We certainly are not exempt from another storm coming our way…in fact the very same illness that started that terrible storm seems to rear its ugly head now and again with the physical limitations and suffering I daily endure. But now when that happens I know that what I need to reach for in fact isn’t what…but Whom. It’s the storms of those around me that make me want to run for higher ground sometimes. It’s so much easier to just stay away and keep my distance…because I can’t really help anyway, right? The reality is that my perfect example…Jesus…doesn’t do that. He goes out into the storms of life and does the rescuing…but what if He uses His people to drive the life boats requiring them to take Him and His rays of sunshine and warmth with them into the wind and waves with acts of love and kindness…with words of hope and peace and Truth. He does the actual saving…He reaches out His mighty hand to those about to drown…but do we as His followers play a part? If those stranded in the storm won’t go to Jesus…perhaps we need to bring Him to them? If that is the case then we must be listening for instruction, for the exact coordinates of where to go and what tools we need to bring with us.

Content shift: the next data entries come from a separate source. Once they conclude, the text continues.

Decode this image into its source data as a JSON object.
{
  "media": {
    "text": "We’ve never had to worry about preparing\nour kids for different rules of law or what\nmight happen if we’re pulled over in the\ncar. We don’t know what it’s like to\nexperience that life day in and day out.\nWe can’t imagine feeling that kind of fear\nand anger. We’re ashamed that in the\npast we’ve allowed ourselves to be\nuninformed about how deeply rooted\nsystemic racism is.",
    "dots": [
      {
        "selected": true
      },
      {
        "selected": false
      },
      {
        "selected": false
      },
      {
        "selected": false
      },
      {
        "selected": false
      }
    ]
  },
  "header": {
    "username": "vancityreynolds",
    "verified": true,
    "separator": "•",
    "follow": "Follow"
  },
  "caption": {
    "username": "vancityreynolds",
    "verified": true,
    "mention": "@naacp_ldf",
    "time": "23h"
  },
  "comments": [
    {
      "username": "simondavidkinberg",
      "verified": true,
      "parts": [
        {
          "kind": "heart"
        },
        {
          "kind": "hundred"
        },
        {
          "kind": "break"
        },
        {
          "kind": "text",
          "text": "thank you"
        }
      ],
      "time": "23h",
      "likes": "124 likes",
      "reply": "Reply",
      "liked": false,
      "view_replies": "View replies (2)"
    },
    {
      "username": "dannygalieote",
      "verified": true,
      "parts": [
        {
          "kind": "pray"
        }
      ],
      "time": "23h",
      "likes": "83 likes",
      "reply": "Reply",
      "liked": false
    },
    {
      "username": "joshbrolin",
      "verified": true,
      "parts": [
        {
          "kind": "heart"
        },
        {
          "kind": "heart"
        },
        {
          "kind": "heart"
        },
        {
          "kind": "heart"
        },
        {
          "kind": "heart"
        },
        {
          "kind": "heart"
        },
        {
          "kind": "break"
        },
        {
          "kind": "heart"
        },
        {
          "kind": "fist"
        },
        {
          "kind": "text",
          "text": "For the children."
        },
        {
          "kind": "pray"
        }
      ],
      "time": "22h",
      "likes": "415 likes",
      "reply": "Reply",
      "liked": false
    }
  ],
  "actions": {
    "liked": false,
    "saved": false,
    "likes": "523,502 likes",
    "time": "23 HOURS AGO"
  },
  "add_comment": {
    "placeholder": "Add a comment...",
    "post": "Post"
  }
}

As you can see I am deeply burdened for those I love…all around me. I wonder…Why God? Why have you blessed me so richly? I just don’t understand. I don’t deserve any of it! Why can I see your Light and they cannot? Why can I feel your warmth and they cannot? Why can’t I do more? It could very well be that it’s because I’ve been through my own storm and was graciously rescued. If that’s the case and I went through what I went through not only to grow in my faith…to know who God really is…but also to help and reach out to others…it was certainly worth every toss of every wave. On the other hand, my husband always says to me “Baby, you can’t push a rope.” I really don’t like that phrase, but He’s right. There are things I cannot fix. There are things I cannot do for others. I can’t make everything right again. Me…Martha…the do-er in me…cannot make everyone happy and settled and content though I want to with every ounce of my being. I can’t do the rescuing. And just because I can’t doesn’t mean I can run for cover, stay inside and batten down the hatches until everything blows over. I must simply trust and obey and go into the storm with them. I have to know that God has a plan for them and that this is their storm in which they absolutely can become closer to the Lord than they ever thought possible…if as they are about to be swallowed by the waves will humbly ask Him to save them and reach out and take His hand.